Nulla a che vedere quindi con concezioni difensivistiche che misurano l'ordine
dei problemi al puro dato organizzativo del momento dentro le condizioni di
ripiegamento interpretato come dato dominante in sé. Termini politici-organizzativi
e criteri rispondenti a sostenere lo sviluppo del lavoro rivoluzionario sui
2 cardini programmatici fondamentali: l'attacco al cuore dello Stato, inteso
come attacco alla contraddizione dominante tra Classe e Stato nella congiuntura
e l'antimperialismo nella promozione del Fronte Combattente Antimperialista,
sull'indirizzo di attacco alle politiche centrali dell'imperialismo nella nostra
area geopolitica in una politica di alleanza volta a determinare il più
vasto schieramento combattente contro il nemico comune e dare sostanza in questa
fase all'Internazionalismo Proletario. Assi programmatici di attacco intorno
cui c'è stata una migliore comprensione della guerra di classe, delle
leggi che la governano, dei criteri e modalità del lavoro rivoluzionario,
in definitiva della stessa strategia della lotta armata.
Il ripiegamento delle posizioni rivoluzionarie, l'arretramento prodottosi nel
campo proletario nell'impatto con la controrivoluzione, il dover fare fronte
ai termini di approfondimento dello scontro determinati dal salto di qualità
avviato dalla borghesia nel complesso delle relazioni tra le classi e nelle
funzioni dello Stato, condizionano i diversi piani d'intervento a cui contemporaneamente
deve essere data soluzione nell'attività rivoluzionaria. Espletare i
termini della Fase di Ricostruzione, relazionandola alla difensiva di classe,
allo stato politico delle forze rivoluzionarie e d'avanguardia, comporta la
necessità di bilanciare continuamente il ricucimento delle condizioni
fondamentali dell'azione rivoluzionaria, erose costantemente dalla controrivoluzione,
col loro necessario elevamento al grado richiesto dallo scontro. Un processo
che, lontano dal seguire un percorso lineare deve fare i conti con le contraddizioni
di carattere generale prodotte nello scontro dall'impatto con lo Stato e con
la necessità di ricostruire costantemente forza politica e materiale
e al contempo dare assestamento politico-organizzativo ai livelli raggiunti.
Una dinamica complessa e difficile per i molteplici piani a cui l'avanguardia
deve rispondere e per il quadro di contraddizioni a cui deve dare soluzione;
tenendo conto che questo processo investe il come si opera iniziativa rivoluzionaria,
il come ci si organizza a tal fine e il come si va ad organizzare, disporre
e formare le forze disponibili. Cioè investe i criteri politici e le
modalità che fanno vivere gli indirizzi politici di combattimento, la
costruzione di organizzazioni di classe, la direzione politico-militare su di
essa, la costituzione di quadri politico-militari e l'idonea disposizione generale
delle forze. Elementi che non vivono piani e/o tempi separati, ma devono essere
affrontati e risolti contemporaneamente e funzionalmente al piano strategico
nell'attivizzare le forze in riferimento alle esigenze del momento, traducendole
in livelli sempre più stabili d'organizzazione.

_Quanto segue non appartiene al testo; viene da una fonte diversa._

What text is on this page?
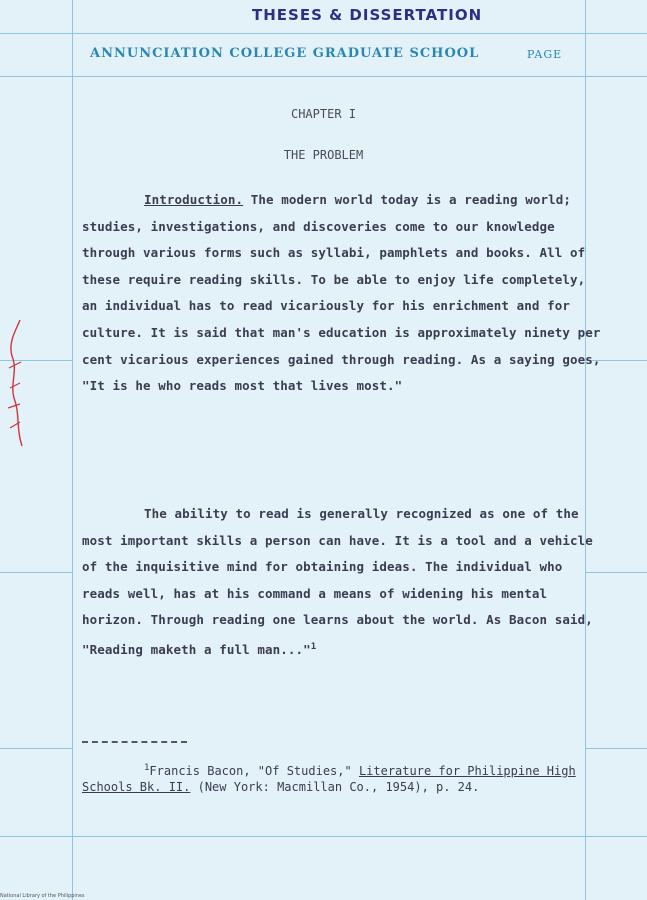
THESES & DISSERTATION
ANNUNCIATION COLLEGE GRADUATE SCHOOL	PAGE
CHAPTER I
THE PROBLEM
Introduction. The modern world today is a reading world; studies, investigations, and discoveries come to our knowledge through various forms such as syllabi, pamphlets and books. All of these require reading skills. To be able to enjoy life completely, an individual has to read vicariously for his enrichment and for culture. It is said that man's education is approximately ninety per cent vicarious experiences gained through reading. As a saying goes, "It is he who reads most that lives most."
The ability to read is generally recognized as one of the most important skills a person can have. It is a tool and a vehicle of the inquisitive mind for obtaining ideas. The individual who reads well, has at his command a means of widening his mental horizon. Through reading one learns about the world. As Bacon said, "Reading maketh a full man..."$^1$
$^1$Francis Bacon, "Of Studies," Literature for Philippine High Schools Bk. II. (New York: Macmillan Co., 1954), p. 24.
National Library of the Philippines
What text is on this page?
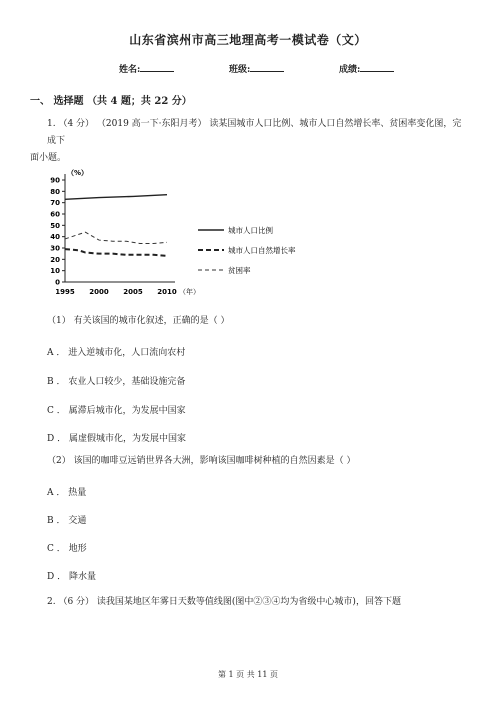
山东省滨州市高三地理高考一模试卷（文）
姓名:	班级:	成绩:
一、 选择题 （共 4 题；共 22 分）
1. （4 分） （2019 高一下·东阳月考） 读某国城市人口比例、城市人口自然增长率、贫困率变化图，完成下
面小题。
（%）
90
80
70
60
50
40
30
20
10
0
1995 2000 2005 2010 （年）
城市人口比例
城市人口自然增长率
贫困率
（1） 有关该国的城市化叙述，正确的是（ ）
A ． 进入逆城市化，人口流向农村
B ． 农业人口较少，基础设施完备
C ． 属滞后城市化，为发展中国家
D ． 属虚假城市化，为发展中国家
（2） 该国的咖啡豆远销世界各大洲，影响该国咖啡树种植的自然因素是（ ）
A ． 热量
B ． 交通
C ． 地形
D ． 降水量
2. （6 分） 读我国某地区年雾日天数等值线图(图中②③④均为省级中心城市)，回答下题
第 1 页 共 11 页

Un complesso di aspetti politici che devono sempre trovare la loro soluzione
sul piano dell'unità del politico e del militare. Cosa che oggi ancor
più di ieri rende sterile qualsiasi scorciatoia semplicistica. Per quanto
l'arretramento crei problemi di assestamento allo stato stesso delle forze rivoluzionarie,
questo assestamento deve realizzarsi nelle condizioni date dal rapporto rivoluzione/controrivoluzione
stabilitosi e rende improponibile il ritorno a fasi di scontro passate. Un assestamento
politico-organizzativo che ha la sua base di risoluzione possibile nel riferimento
agli indirizzi politici e progettuali delle BR, fuori da questa relazione c'è
solo il soggettivismo politico in tutte le sue varianti.
Una considerazione tanto più valida di fronte al maturare di logiche
politiche difensivistiche figlie di questa situazione che ne esprimono sul piano
soggettivo tutti gli elementi di debolezza, poiché al di là della
"forma politica" che assumono si sottraggono di fatto ai compiti che
lo scontro richiede. Posizioni soggettivistiche prodotto dell'interiorizzazione
della propria condizione di debolezza che hanno come effetto, in ultima istanza,
di pesare in termini di "regresso politico" sulle condizioni soggettive
dello scontro aprendo spazi politici a tutti i tipi di opportunismo e influendo
negativamente sulla stessa condizione di arretramento. Una dinamica che le BR
hanno ben individuato nel corso del processo rivoluzionario, soprattutto nelle
sue fasi più difficili.
Il rafforzamento dello Stato nelle sue linee essenziali si traduce in una irreggimentazione
e compressione delle contraddizioni che la sua stessa crisi politica, che le
sue presunte soluzioni approfondiscono rispetto a tutti i piani di conflitto,
e che gestisce col supporto di politiche controrivoluzionarie a vasto raggio
che fanno si che le manifestazioni politiche della sua crisi siano il meno possibile
evidenti, ma non certo scomparse. Nella definizione di una rinnovata stabilizzazione
e formalizzazione del proprio potere, lo Stato preme sulla condizione di arretramento
del campo proletario e ripiegamento delle posizioni rivoluzionarie per farne
una propria base di forza, non solo oggettiva, ma in cui al rafforzamento dello
Stato deve corrispondere un tessuto nelle relazioni tra le classi che risponda
e sia il più possibile compatibile a quanto viene rimodellato, cioè
dia sostanza e non solo formalità alle trasformazioni da codificare sul
piano Classe/Stato.
Le politiche di pacificazione, inquadrate in tale esigenza politica generale
sono il veicolo attraverso cui viene modellato concretamente il terreno dell'irreggimentazione
delle contraddizioni e della relazione Classe/Stato.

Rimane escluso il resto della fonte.